Identifying Bottlenecks

Simultaneous access to shared resources causes bottlenecks. In general, bottlenecks are present in every software system and are inevitable. However, excessive demands on shared resources cause poor response time and must be identified and tuned.

Causes of bottlenecks include:

  • Insufficient resources, requiring additional or upgraded components.

  • Resources of the same type among which workloads are not distributed evenly; for example, one disk is being monopolized.

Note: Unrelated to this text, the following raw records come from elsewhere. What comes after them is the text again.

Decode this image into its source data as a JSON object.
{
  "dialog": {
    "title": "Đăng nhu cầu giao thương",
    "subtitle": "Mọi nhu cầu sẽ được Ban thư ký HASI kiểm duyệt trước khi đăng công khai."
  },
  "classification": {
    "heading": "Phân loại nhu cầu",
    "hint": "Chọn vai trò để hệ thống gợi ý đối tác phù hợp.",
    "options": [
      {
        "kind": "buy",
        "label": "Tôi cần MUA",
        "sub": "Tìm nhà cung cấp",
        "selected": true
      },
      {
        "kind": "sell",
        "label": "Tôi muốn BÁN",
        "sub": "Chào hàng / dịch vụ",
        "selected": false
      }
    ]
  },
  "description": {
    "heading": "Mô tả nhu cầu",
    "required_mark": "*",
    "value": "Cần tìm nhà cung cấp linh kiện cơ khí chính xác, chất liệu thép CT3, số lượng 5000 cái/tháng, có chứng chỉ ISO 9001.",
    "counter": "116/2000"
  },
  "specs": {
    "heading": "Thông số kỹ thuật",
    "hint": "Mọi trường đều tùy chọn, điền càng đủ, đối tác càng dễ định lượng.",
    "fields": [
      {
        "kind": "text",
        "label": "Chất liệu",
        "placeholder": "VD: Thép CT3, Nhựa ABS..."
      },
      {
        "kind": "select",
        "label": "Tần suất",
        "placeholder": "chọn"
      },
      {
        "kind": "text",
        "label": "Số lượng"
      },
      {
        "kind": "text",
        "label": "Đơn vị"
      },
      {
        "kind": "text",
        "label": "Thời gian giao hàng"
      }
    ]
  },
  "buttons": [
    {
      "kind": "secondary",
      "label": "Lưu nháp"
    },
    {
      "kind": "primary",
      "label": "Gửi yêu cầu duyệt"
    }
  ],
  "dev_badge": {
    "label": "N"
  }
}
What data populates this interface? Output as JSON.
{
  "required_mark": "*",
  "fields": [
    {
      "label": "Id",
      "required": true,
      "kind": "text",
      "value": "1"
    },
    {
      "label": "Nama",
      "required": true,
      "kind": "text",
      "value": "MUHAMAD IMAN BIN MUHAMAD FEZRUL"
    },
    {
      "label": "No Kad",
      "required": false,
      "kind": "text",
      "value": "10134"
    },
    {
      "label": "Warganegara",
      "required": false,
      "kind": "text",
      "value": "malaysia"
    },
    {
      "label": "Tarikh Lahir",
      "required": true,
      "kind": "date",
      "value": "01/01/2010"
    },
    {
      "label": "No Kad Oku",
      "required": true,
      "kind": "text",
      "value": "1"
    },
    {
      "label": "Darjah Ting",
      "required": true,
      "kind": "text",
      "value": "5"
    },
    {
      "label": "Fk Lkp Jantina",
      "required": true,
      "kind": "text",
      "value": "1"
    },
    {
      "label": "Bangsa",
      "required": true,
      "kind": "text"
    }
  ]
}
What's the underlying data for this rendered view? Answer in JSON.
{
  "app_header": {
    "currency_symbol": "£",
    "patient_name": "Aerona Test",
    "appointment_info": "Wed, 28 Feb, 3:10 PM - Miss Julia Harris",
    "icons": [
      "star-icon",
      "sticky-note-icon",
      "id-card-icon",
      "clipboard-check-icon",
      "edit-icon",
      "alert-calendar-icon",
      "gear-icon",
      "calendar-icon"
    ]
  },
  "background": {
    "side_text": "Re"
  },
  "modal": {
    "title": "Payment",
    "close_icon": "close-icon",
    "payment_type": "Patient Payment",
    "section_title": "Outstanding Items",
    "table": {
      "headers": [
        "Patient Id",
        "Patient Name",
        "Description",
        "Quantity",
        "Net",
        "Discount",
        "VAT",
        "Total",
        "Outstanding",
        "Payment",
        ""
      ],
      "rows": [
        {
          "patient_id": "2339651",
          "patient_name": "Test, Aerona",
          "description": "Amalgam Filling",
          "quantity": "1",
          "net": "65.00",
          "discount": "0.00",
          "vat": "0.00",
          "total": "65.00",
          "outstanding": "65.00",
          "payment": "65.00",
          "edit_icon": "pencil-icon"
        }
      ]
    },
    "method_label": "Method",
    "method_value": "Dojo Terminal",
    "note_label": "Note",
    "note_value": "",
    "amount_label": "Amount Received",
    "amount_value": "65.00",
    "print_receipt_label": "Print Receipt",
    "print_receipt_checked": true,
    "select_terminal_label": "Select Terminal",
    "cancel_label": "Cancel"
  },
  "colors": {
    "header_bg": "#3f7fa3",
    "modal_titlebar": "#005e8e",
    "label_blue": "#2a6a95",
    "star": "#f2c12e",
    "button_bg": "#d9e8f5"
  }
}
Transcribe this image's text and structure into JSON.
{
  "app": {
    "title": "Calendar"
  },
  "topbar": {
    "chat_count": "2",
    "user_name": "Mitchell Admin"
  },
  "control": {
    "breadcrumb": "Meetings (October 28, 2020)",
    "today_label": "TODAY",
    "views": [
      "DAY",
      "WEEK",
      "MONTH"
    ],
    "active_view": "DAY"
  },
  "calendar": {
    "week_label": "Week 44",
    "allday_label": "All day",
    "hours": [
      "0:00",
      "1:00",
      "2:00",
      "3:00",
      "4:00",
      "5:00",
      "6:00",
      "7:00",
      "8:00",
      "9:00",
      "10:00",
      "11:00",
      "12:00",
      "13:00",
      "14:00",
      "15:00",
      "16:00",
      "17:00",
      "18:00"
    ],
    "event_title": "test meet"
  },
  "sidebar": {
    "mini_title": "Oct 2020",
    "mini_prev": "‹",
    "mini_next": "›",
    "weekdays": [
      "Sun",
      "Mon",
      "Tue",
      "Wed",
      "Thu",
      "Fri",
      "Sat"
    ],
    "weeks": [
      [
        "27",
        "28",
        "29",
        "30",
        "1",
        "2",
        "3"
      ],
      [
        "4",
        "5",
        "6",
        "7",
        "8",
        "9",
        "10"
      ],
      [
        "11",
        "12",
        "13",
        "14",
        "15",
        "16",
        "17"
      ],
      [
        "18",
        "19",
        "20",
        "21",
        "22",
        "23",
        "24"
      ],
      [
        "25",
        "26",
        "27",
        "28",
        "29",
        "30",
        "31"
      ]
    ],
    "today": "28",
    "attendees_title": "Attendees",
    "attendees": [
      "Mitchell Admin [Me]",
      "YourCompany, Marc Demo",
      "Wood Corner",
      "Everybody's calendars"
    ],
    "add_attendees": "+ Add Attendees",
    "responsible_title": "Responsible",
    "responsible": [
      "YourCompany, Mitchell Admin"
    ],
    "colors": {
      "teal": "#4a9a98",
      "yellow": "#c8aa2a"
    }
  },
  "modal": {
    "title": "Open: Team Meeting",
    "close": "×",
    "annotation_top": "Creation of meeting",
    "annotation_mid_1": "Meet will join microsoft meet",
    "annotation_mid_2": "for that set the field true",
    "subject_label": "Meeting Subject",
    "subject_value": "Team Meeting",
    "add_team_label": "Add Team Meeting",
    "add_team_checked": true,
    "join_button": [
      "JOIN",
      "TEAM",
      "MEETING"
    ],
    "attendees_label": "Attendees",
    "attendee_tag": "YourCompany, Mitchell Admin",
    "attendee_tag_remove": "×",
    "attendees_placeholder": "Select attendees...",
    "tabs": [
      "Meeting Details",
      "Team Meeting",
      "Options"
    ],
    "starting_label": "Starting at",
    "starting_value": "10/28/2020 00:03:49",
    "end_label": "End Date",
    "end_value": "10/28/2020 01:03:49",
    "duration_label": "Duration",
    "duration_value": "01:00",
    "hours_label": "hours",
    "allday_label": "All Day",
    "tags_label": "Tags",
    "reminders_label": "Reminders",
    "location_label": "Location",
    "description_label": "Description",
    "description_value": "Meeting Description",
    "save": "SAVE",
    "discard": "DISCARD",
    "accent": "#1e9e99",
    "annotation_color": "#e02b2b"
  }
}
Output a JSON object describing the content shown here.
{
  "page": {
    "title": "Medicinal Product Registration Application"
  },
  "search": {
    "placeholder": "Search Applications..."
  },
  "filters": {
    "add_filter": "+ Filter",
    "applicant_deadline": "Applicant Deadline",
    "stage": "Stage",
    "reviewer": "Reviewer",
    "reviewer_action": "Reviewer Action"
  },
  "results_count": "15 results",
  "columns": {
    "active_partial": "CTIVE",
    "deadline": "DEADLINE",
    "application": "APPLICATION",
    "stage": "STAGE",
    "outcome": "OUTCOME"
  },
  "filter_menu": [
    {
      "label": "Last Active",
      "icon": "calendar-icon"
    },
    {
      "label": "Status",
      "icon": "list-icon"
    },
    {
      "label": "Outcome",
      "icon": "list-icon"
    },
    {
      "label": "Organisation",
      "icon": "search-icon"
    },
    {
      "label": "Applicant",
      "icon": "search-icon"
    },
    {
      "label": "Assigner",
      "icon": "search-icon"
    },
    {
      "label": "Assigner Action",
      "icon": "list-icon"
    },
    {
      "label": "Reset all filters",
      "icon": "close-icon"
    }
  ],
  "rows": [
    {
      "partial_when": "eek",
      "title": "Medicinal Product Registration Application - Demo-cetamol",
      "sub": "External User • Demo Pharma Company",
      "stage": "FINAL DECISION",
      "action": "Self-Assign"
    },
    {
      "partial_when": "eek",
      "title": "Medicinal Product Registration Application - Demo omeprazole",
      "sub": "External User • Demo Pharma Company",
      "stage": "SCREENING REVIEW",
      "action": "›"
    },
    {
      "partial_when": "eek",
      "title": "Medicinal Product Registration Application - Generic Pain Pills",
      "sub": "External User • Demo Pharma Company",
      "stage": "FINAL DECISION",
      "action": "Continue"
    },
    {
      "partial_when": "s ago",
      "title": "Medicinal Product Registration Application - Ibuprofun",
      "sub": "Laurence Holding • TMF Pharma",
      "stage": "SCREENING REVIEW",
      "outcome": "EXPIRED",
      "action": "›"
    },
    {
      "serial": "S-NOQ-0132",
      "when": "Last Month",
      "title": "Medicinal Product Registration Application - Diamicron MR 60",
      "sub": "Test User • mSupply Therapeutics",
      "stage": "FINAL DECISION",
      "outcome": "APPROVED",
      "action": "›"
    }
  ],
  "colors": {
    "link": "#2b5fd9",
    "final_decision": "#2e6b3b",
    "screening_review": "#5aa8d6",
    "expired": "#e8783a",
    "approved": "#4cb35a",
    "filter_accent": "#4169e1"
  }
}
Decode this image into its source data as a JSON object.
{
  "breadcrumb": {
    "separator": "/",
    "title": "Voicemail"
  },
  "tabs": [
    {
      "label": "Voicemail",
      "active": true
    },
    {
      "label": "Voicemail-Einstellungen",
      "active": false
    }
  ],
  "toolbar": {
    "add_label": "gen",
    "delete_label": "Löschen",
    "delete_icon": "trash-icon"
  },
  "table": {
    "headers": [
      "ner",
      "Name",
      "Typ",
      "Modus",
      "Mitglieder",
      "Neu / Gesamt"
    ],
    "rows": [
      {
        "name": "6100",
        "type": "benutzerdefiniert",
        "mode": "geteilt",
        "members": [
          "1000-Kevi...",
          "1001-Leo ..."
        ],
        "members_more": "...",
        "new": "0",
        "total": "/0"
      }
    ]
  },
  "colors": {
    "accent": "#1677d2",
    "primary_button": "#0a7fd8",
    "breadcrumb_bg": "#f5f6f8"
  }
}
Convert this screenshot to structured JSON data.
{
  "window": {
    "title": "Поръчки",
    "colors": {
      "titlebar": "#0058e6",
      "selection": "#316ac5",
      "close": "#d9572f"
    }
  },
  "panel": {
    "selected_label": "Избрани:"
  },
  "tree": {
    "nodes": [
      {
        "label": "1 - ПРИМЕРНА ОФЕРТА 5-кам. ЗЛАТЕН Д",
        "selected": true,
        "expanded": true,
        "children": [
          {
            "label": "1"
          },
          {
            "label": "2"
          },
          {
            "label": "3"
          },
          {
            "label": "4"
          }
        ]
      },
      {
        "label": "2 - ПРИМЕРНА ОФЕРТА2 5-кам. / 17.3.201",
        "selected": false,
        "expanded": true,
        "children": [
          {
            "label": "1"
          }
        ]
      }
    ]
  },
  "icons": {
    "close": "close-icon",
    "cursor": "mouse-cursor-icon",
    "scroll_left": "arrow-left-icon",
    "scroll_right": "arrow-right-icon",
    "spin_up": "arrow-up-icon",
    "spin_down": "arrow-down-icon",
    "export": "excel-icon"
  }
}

  • Malfunctioning resources.

  • Incorrectly configured resources.

Analyzing Bottlenecks

Excessive durations for various events are indicators of bottlenecks that can be tuned.

For example:

  • Some other component may prevent the load from reaching this component thereby increasing the time to complete the load.

  • Client requests may take longer due to network congestion.

Following are five key areas to monitor when tracking server performance to identify bottlenecks.

Possible bottleneck area

Effects on the server

Memory usage

Insufficient memory allocated or available to Microsoft SQL Server degrades performance. Data must be read from the disk rather than directly from the data cache. Microsoft Windows operating systems perform excessive paging by swapping data to and from the disk as the pages are needed.

CPU utilization

A chronically high CPU utilization rate may indicate that Transact-SQL queries need to be tuned or that a CPU upgrade is needed.

Disk input/output (I/O)

Transact-SQL queries can be tuned to reduce unnecessary I/O; for example, by employing indexes.

User connections

Too many users may be accessing the server simultaneously causing performance degradation.

Blocking locks

Incorrectly designed applications can cause locks and hamper concurrency, thus causing longer response times and lower transaction throughput rates.